Winkler v. Los Angeles Investment Co.
Before: Nourse
Synopsis
The facts are stated in the opinion of the court.
NOURSE, J.
George C. Kemp, guardian
ad litem,
for Kemp J. Winkler and Lois M. Winkler, both minors, instituted two separate actions in the superior court on behalf of said minors to recover back money paid for the purchase of stock in the defendant corporation. The • actions were tried jointly, and by stipulation are brought to this court on one record. It is alleged that both of the minors were under the age of sixteen years when the actions were commenced; that at different times between the eighth day of April, 1910, and the twenty-fifth day of April, 1913, they purchased shares of stock from the defendant corporation, and that prior to the commencement of the action each of the defendants dis-affirmed the contracts and demanded the return of the money paid. All of the allegations of the complaints were denied by the defendant, and the court found that it was not true that the plaintiffs entered into any agreement whereby defendant sold and plaintiffs bought shares of stock in said corporation, and that it was not true that the plaintiffs paid any sum of money for said stock or that they disaffirmed any contracts with the defendant. These findings constitute the only assignment of error upon this appeal, appellants arguing that the evidence is not sufficient to support them.
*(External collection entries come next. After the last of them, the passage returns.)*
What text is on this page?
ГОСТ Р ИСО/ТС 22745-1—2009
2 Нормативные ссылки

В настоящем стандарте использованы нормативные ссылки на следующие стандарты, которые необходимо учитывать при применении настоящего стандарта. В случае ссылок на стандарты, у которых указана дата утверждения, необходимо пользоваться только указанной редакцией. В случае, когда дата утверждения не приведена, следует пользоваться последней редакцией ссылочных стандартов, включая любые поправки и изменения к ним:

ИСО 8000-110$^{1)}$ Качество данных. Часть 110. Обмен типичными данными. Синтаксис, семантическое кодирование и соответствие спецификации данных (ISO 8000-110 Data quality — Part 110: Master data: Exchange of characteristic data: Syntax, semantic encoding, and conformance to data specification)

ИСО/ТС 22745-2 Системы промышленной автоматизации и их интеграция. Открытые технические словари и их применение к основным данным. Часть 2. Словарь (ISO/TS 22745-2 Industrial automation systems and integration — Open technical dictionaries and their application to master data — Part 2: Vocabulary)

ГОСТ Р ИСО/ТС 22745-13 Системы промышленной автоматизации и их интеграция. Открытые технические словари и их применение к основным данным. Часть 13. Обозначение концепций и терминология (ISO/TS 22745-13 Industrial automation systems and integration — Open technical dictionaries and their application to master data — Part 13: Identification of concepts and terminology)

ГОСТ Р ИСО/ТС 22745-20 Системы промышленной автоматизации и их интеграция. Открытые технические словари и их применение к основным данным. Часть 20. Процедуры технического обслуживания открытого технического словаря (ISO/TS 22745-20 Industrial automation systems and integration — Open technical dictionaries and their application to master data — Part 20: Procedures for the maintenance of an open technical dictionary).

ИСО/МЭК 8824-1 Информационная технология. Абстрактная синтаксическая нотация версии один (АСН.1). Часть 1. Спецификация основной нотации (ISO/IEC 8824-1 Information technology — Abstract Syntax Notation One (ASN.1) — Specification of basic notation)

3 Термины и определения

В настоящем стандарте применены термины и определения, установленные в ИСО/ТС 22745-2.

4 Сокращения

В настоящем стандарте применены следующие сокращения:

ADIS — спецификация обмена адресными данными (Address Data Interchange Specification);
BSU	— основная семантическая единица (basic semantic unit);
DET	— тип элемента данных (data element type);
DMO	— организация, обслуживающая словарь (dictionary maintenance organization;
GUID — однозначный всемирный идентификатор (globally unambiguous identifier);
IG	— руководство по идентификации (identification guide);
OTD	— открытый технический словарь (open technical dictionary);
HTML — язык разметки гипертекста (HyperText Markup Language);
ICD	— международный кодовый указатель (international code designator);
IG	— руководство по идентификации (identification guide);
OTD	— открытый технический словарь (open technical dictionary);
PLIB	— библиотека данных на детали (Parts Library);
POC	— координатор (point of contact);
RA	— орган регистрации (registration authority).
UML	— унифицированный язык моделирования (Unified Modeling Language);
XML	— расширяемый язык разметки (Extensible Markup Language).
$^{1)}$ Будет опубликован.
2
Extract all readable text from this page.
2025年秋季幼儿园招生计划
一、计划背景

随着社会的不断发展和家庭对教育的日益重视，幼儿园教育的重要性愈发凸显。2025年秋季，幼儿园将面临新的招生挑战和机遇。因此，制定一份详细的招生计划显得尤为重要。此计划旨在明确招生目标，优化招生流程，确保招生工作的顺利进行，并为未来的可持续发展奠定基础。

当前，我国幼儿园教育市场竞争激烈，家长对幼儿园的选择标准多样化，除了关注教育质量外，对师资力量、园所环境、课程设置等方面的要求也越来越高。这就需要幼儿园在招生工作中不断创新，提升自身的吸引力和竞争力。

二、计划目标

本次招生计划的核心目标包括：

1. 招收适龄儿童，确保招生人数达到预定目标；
The material facts are that when each of the minors was about two years of age their grandfather, George 0. Kemp, delivered to their father, J. H. Winkler, shares of stock of the value of five hundred dollars for each, with the intention on the part of the grandfather to make a gift of this stock to each minor, to be held by their father and invested and reinvested by him for the purpose of providing means for their education. From time to time, with the consent of said George C. Kemp, J. H. Winkler sold the stock and invested the proceeds of the sales by loaning some and investing the balance in other stocks. From these investments the original gifts increased from five hundred dollars to $746.43 in the case of Kemp J. Winkler, and to $1,269.20 in the ease of Lois M. Winkler. During the period from 1910 to 1913 the father of the minors, with the consent of the grandfather,
[410]
disposed of all of the securities held by him for the two minors, and, without the knowledge or consent of the minors, purchased certain shares of stock of the defendant corporation. Certificates of stock were issued in the name of the minors, and thereafter dividends were made by checks drawn in their names. These checks were all indorsed for payment by the minor in whose name they were drawn and by J. H. Winkler, who received the money. Prior to the commencement of the action a notice of rescission was given to the defendant by the attorneys for the minors upon the ground that the sale of the stock to the minors was a fraud upon them because of misrepresentations as to the value of the stock on the part of the agents of defendant corporation. The action was tried upon the theory that the contracts for the purchase of the stock were the contracts of the minors made while they were under the age of eighteen years, and that this notice of rescission was in effect a notice of disaffirmance of these contracts.